La trattativa Stato-Fazio però era iniziata almeno sette anni fa. Alla Rai c’era Campo Dall’Orto, non proprio un tolkeniano di ferro, e Fazio già pensava di mollare tutto. Lamentava un’ingerenza politica “mai così forte come in questo momento” (al governo c’era Gentiloni). “E’ più difficile rimanere in Rai che andare via, e non è difficile per uno come me trovare un posto dove andare”, diceva. Si parlava già di Discovery, che nel frattempo diventava una specie di Rai Tre per millennial con Crozza, Saviano a braccio sul narcotraffico e le interviste di Peter Gomez.

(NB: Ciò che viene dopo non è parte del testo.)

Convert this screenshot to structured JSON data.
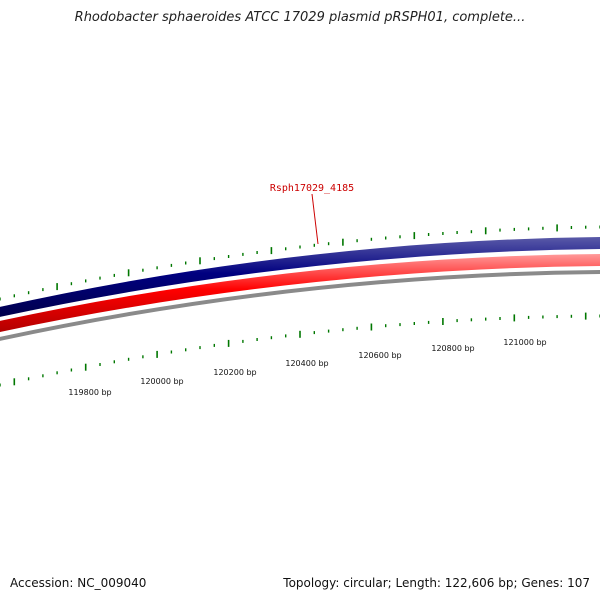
{
  "title": "Rhodobacter sphaeroides ATCC 17029 plasmid pRSPH01, complete...",
  "footer": {
    "accession": "Accession: NC_009040",
    "summary": "Topology: circular; Length: 122,606 bp; Genes: 107"
  },
  "gene_label": "Rsph17029_4185",
  "ruler_labels": [
    "119800 bp",
    "120000 bp",
    "120200 bp",
    "120400 bp",
    "120600 bp",
    "120800 bp",
    "121000 bp"
  ],
  "colors": {
    "forward_strand": "#000080",
    "reverse_strand": "#ff0000",
    "backbone": "#808080",
    "ticks": "#007700",
    "gene_label": "#cc0000"
  }
}
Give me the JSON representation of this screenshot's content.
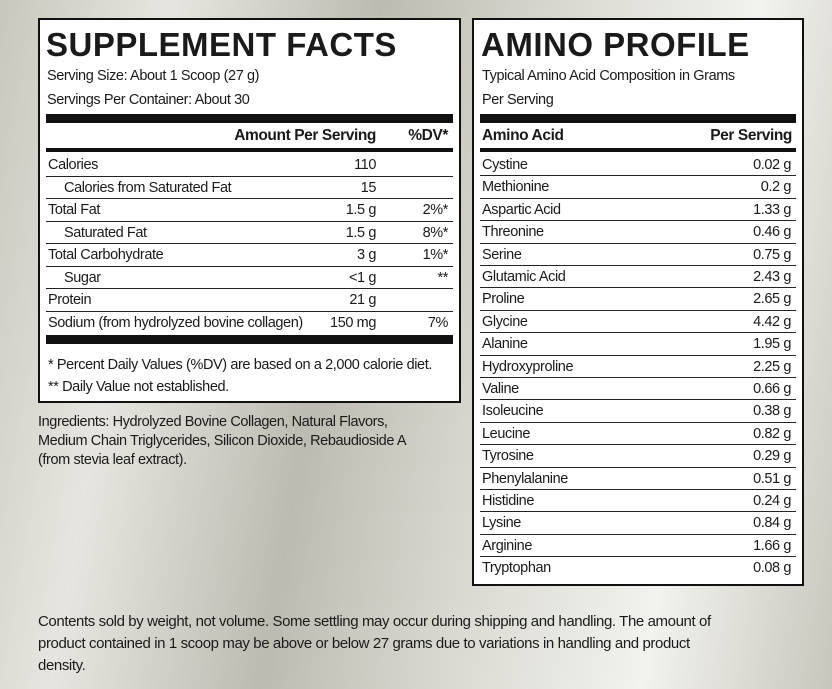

Anche l’addio a Crozza a La7 fu un altro psicodramma. Come avremmo fatto senza le “copertine di Crozza”? E poi dov’era questa “Discovery” sul telecomando? (oggi Repubblica rassicurava subito i lettori in prima pagina: “Fazio trasloca sul canale Nove”). Già con Crozza Travaglio rovistava dalle parti dell’epurazione: ecco la “desertificazione della tv da ogni talento geniale”, ecco la rimozione del personaggio scomodo che non compiace il potere. Di scomodo c’era doversi spingere oltre le colonne d’Ercole del settimo canale, lì dove finisce la nostra tv generalista e inizia il mondo nuovo. E poi Crozza avrebbe guadagnato il doppio, e con meno stress per le performance da share. Ma ora con Fazio è una catastrofe nazionale. Scopriamo la lottizzazione selvaggia, l’occupazione politica della Rai, l’idea che c’è una “tv di stato” (con Fazio), e una tv “invasa dai partiti” (senza Fazio). Una Rai che non ragiona secondo logiche di mercato, quindi ascolti-pubblico-inserzionisti-talento, ma che è terra di conquista dei governi che piantano e rimuovono le loro bandierine. La striscia di Marco Damilano, pretesa dal Pd, è “tv di stato”. L’addio di Fazio è “invasione della politica”.
Gli va dato atto, a lui Fazio, di avere fatto il possibile per allontanare da sé lo spettro della vittima e dell’epurato. Andrà a lavorare in un gruppo che si è fuso con Warner-Bros, e che non pensa a Meloni o Salvini ma a sfidare Netflix. Ma è stato inutile. Al governo serviva uno scalpo da esibire ai suoi elettori, alla sinistra mancava da troppo tempo un martire. E “Addio Fazio!” era il dramma perfetto per tutti, anche se pare scritto da ChatGPT.